2015 saw some monumental changes for me mainly thanks to the arrival of our triplet girls in June to compliment our two and a half year old son.
What I wanted to share with you today was something I’ve never experienced in my training life that I now have a new found appreciation for in terms of what clients or other people might be going through when they come from a similar space as what I have.
Training while tired or stressed is something I thought I had come to terms with when I had my first boy. Sure I lacked that little extra zing or push at the end of a heavy set but hey I would still find myself in the training arena each day and happy to punish myself time and time again.
Fast forward two years, one new business, a business mentoring course, a written book and of course triplet girls and I found myself in a completely new head space! Sure the broken sleep hurts but again I was used to that with my boy, it hurts but you pick yourself up and get your ass moving.
What no one can ever prepare you for with multiples is the unrelenting pressure that comes with multiples especially triplets. Cleaning bottles, washing nappies, patting to sleep it doesn’t stop....ever! You get through the honeymoon period well enough (sleepy baby stage) but over time and the persistent nature of what it is you do just slowly weighs you down, and I like to use the words ‘weigh you down’ as it’s this exact feeling that I’ll talk about in a second. Anyway, couple all that with the new business and everything that goes with it and you have one completely different mind to work with.
I love everything there is about a training environment, from the sweat and bad body odder right through to the pain that goes with hard yakka nothing gets me up quicker in the morning (except the ear piercing sound of three screaming babies). It’s the sole reason why I do what I do. I got my first formal training program when I was 14 years of age, was coaching by the age of 18 and haven’t looked back since.
What this past year’s experiences in particular the triplets has done to my training however is unparalleled in my world, while at the same time both frustrating and intriguing all at the same time.

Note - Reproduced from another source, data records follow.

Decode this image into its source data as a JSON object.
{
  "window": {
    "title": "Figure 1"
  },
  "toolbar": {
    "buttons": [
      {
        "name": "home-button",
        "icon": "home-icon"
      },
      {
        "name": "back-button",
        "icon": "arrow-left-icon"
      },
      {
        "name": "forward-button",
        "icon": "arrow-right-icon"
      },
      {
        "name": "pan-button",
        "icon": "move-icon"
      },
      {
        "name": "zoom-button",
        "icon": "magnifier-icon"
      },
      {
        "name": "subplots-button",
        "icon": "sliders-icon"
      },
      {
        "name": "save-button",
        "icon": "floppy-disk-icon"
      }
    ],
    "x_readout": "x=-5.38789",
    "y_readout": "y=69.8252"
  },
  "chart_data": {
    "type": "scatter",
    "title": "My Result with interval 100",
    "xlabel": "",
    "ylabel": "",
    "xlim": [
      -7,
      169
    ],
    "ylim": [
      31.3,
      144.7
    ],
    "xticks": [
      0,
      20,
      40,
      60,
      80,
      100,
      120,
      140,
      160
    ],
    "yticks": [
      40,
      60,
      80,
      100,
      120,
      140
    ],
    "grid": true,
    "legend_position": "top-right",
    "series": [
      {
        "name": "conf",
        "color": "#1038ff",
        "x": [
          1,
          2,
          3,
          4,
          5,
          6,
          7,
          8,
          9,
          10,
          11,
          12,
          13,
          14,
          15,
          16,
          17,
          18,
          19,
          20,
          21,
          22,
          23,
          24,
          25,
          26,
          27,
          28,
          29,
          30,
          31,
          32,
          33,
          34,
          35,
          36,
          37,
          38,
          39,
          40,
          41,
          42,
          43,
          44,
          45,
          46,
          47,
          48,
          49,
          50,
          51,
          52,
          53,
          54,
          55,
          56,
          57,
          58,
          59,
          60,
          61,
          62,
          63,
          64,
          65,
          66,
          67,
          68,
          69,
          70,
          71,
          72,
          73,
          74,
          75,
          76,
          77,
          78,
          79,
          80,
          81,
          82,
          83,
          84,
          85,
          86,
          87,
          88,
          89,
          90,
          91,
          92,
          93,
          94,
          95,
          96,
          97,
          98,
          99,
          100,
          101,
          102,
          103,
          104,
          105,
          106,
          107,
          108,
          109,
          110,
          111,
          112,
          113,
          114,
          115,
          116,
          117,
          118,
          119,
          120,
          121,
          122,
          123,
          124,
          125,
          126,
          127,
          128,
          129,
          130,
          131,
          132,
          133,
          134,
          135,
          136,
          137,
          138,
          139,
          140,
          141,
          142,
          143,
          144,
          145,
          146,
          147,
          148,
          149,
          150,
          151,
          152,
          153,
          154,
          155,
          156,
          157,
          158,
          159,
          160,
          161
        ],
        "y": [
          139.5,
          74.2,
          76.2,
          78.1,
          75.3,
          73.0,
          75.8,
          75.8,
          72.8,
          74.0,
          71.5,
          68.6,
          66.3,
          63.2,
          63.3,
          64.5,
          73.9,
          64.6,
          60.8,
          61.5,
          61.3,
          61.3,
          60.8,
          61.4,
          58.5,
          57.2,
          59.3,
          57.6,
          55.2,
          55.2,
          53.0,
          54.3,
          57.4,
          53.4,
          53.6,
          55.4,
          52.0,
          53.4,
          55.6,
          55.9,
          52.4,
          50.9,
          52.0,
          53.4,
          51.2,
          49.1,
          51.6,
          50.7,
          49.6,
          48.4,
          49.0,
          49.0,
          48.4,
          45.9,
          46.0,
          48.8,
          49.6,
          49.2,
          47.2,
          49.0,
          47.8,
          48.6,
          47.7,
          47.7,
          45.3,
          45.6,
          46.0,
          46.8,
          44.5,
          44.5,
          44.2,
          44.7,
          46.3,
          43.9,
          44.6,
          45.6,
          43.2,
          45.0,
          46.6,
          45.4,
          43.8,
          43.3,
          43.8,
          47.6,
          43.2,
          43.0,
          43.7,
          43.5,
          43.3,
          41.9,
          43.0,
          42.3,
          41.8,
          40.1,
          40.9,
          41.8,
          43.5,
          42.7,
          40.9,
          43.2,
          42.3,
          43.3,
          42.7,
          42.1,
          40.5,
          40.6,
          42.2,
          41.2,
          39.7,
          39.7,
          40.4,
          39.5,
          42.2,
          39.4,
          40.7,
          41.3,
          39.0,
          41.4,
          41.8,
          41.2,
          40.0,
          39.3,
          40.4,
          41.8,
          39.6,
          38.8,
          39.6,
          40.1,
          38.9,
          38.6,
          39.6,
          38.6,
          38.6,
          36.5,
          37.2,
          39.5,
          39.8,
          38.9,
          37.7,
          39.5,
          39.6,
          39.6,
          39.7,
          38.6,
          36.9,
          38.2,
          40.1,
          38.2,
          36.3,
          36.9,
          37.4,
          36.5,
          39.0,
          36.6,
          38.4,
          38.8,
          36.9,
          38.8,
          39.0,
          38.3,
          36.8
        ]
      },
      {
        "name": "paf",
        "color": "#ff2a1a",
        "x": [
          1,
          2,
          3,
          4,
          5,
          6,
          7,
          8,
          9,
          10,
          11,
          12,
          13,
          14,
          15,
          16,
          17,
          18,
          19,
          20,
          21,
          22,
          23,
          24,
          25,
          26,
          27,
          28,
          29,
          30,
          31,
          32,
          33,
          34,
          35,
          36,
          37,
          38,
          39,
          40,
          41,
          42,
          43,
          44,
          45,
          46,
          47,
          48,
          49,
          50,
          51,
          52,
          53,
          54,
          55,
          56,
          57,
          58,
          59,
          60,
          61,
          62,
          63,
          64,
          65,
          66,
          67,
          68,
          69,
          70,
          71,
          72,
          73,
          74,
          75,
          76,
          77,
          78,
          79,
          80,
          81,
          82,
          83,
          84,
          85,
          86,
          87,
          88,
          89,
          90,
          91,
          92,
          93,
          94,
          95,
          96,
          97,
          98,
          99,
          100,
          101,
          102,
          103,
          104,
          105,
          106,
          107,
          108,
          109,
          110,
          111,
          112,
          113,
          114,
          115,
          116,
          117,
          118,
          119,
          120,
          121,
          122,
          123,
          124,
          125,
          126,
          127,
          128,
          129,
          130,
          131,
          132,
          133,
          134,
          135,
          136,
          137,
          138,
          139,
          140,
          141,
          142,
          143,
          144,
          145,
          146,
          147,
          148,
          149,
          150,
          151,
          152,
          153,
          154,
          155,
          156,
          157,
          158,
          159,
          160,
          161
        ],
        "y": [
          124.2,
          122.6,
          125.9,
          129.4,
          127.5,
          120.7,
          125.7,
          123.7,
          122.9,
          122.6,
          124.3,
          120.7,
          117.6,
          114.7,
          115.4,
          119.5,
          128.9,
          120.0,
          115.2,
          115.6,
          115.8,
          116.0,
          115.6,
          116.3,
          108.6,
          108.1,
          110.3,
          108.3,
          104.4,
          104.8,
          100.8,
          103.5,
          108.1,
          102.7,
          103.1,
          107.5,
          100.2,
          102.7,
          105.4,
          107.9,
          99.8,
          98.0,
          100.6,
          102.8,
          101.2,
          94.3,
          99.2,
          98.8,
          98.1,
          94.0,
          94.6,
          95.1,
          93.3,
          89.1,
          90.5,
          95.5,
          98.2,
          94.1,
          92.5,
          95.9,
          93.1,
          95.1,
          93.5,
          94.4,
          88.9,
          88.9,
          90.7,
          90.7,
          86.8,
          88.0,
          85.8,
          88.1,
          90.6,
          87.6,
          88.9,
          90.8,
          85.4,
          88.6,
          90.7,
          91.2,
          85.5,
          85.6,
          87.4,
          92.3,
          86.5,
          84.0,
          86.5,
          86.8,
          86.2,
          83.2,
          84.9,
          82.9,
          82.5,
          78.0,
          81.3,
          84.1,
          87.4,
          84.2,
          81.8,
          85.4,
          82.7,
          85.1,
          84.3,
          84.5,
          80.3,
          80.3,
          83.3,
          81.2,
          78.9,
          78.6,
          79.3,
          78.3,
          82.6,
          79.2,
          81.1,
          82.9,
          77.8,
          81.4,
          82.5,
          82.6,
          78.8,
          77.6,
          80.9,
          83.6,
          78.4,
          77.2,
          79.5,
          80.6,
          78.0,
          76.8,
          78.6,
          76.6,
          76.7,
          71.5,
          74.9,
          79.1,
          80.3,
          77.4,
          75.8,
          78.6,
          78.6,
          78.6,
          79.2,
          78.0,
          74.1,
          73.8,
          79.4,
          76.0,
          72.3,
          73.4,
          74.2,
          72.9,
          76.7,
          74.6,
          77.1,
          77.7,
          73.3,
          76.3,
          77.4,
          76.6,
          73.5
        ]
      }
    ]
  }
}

Where I used to bounce off the walls in excitement at the thought of putting a weighted bar on my back and pumping out 5x5 squats I now feel nothing but exhaustion. My wife would say my mind is now normalising, and although I’ll never agree with her at the same time I do now have a greater appreciation for individuals who don’t naturally ‘get-off’ on training like us fitness professionals do. I can see now how throwing weights around as a concept can be more exhausting than liberating.
The difference here is that instead of doing nothing we as ‘fitness freaks’ will find different outlets to get our fix. So of course this means I haven’t stopped training, that thought will never enter my mind as long as I’m breathing, I however rarely pick up a heavy dumbbell these days and although I’m sure that will change in time, for now I have just found different outlets. I find myself doing far more calisthenics (which at 105kg is plenty of weight) while at the same time sprinting which I’ve always enjoyed from my track and field days, has brought a whole new dimension to it. Like most people who do any form of running they will tell you they feel ‘free’ (albeit for a short while) while running, this is most definitely the case for me and I have a new found love for it again.
There’s no doubting how much children enrich your life, however at the same time they certainly do teach you to appreciate the little things you took for granted before they were here. Time to train is certainly one thing but having the energy to train like a beast is another thing again.